Re: bidet

From: Rick McCallister
Message: 70515
Date: 2012-12-07

Trask claimed that most Romance words in Basque were borrowed from Gascón, that the second most common source was Aragonese, then Spanish. He pointed out that the market language in the Basque Country and upper Navarra --until recently-- was Gascon, not Spanish.

So, you probably want to take that in mind.
In an earlier post, you spoke of Basque soka, it's probably from an Aragonese analogue of Spanish soga "rope"

From: dgkilday57 <dgkilday57@...>
To: cybalist@yahoogroups.com
Sent: Thursday, December 6, 2012 8:56 PM
Subject: [tied] Re: bidet

 


--- In cybalist@yahoogroups.com, "dgkilday57" <dgkilday57@...> wrote:
>
> --- In cybalist@yahoogroups.com, "Tavi" <oalexandre@> wrote:
> >
> > --- In cybalist@yahoogroups.com, "dgkilday57" <dgkilday57@> wrote:
> > >
> > > [...]
> > >
> > > Anyhow, whatever century it comes from, the fact remains that
> > <borondate> has initial bo-.
> > >
> > > > Comming from an earlier *p- as in poz, ponte, putre, palatu, pago,
> > etc.
> > >
> > > I doubt it, and <ponte> 'tufa' is from Latin <fontem>.
> > >
> > Actually 'baptismal font'. Romance /f-/ became regularly /p-/ as in fago
> > > pago.
>
> Basque <flakatu> 'to get weak' appears to come from Romance, and <farisau> 'Pharisee' already from Medieval Latin (with <ph-> pronounced [f-]). Since Bq. <praka(k)> 'breech(es)' is from Celtic, I do not rule out the same source for <pago> 'beech tree', specifically the Gaulish accusative *ba:gon. The Lat. acc. <fa:gum> should have given Bq. *pagu, and Romance either *fago or (if it came through Gascon) *(h)ago.

I must retract this notion of Basque <praka(k)> 'breech(es), trouser(s)' (Bisc., Guip.) being borrowed directly from Gaulish and undergoing anlaut-fortition. This mechanism fails to account for other Basque words in p- which must come either from Romance or earlier Latin words in b- or v-. Such are <palatu> 'stockade, enclosure' (Bisc. ~ Sp. <vallado>), <pasta> 'pack-saddle' (Guip. ~ Sp. <basto>), <pazi> 'caldron' (High Nav., Guip. ~ Sp. <bacina> 'poor-box'), and <perruca> 'wart' (Ronc. ~ Sp. <verruga>).

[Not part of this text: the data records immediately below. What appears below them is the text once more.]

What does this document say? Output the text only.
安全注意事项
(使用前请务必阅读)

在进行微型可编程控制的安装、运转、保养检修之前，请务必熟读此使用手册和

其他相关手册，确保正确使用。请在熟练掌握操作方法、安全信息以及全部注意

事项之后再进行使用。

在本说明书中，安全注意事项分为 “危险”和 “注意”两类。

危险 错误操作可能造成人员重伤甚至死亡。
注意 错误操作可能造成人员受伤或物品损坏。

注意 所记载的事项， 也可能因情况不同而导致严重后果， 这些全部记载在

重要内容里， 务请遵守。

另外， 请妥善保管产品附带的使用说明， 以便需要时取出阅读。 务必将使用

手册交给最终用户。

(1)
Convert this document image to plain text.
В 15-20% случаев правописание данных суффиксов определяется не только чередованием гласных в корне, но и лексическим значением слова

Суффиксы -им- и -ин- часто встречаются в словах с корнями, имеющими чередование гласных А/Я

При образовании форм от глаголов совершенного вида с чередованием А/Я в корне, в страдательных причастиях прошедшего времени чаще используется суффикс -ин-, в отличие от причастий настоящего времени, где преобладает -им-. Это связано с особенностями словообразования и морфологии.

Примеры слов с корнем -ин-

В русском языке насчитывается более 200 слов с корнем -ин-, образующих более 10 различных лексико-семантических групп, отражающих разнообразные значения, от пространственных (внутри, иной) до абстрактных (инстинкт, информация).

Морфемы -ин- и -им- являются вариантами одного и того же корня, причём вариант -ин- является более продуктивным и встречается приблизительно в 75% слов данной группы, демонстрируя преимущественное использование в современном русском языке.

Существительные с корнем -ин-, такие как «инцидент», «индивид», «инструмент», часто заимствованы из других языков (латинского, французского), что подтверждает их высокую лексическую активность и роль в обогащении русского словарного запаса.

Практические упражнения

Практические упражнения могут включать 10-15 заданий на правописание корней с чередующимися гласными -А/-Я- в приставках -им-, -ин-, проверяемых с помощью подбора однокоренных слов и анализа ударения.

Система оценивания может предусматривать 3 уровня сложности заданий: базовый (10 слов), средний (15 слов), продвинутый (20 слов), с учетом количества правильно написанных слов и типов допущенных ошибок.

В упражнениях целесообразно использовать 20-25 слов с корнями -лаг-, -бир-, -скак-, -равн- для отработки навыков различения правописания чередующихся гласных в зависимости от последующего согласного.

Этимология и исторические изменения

The unvoiced stops in <palatu> and <perruca> show that the borrowings predated intervocalic voicing in regional Romance. The ending of <pasta> suggests derivation from the plural of Lat. *bastum, the protoform of the 'pack-saddle' words, of obscure etymology, found mostly in southern France and northern Italy (REW 983). Hubschmid's derivation of <pazi> from Sp. <bacín> 'high chamber-pot' (itself borrowed from Catalan) is at odds with the early date of the others, and in my view is incorrect (Thes. Praerom. 2:101). Instead I regard <pazi> as extracted from *pazia interpreted as containing the article -a, and this probably from Vulg. Lat. *bacci:na, by-form to Late Lat. <bacchi:non> 'basin' (Greg. Tur.; written by Meyer-Lübke as <bacci:num> and considered probably African in origin, REW 866). Derivation from <bacchia> 'cup' (Isid.; written <baccea> and considered Arabic by M.-L., REW 863b) is much less likely.

The simplest way I see to explain these borrowings, including <praka(k)>, is to posit an interval of time during which the VL dialect spoken in the Basque Country had merged Class. Lat. b- [b-] and v- [w-] into a voiced fricative [B-]. Both this and the corresponding unvoiced fricative [f-] were heard by contemporary Basque-speakers as a long labial, which subsequently became fortis and has come into modern Basque as [p-]. Thus <pago> 'beech' and <ponte> 'tufa' (Lat. <fagum>, <fontem> 'spring') come from this same stratum, extending into the earliest Romance (hence not *pagu), well before medieval Basque acquired [f]. But words from CL and earlier VL (the early Christian loans) assign [p-] and [b-] along with [w-] and [f-] to the lenis labial, now [b-]. To reconcile this with the longa/brevis distinction for which I have argued previously, agreeing with -bb- > -p-, *-gg- > -k-, and less obviously *-dd- > -t- in Basque words, it seems necessary to assume that Basque had no initial [p-] until the time that <praka(k)> and the other words above were borrowed. Germanic names in which F- becomes Basque P- suggest that this occurred no later than the fifth century.

A doublet like <bortitz>/<portitz> from Lat. <fortis> in this view requires no intermediate language, merely an earlier and later stage of borrowing the same word.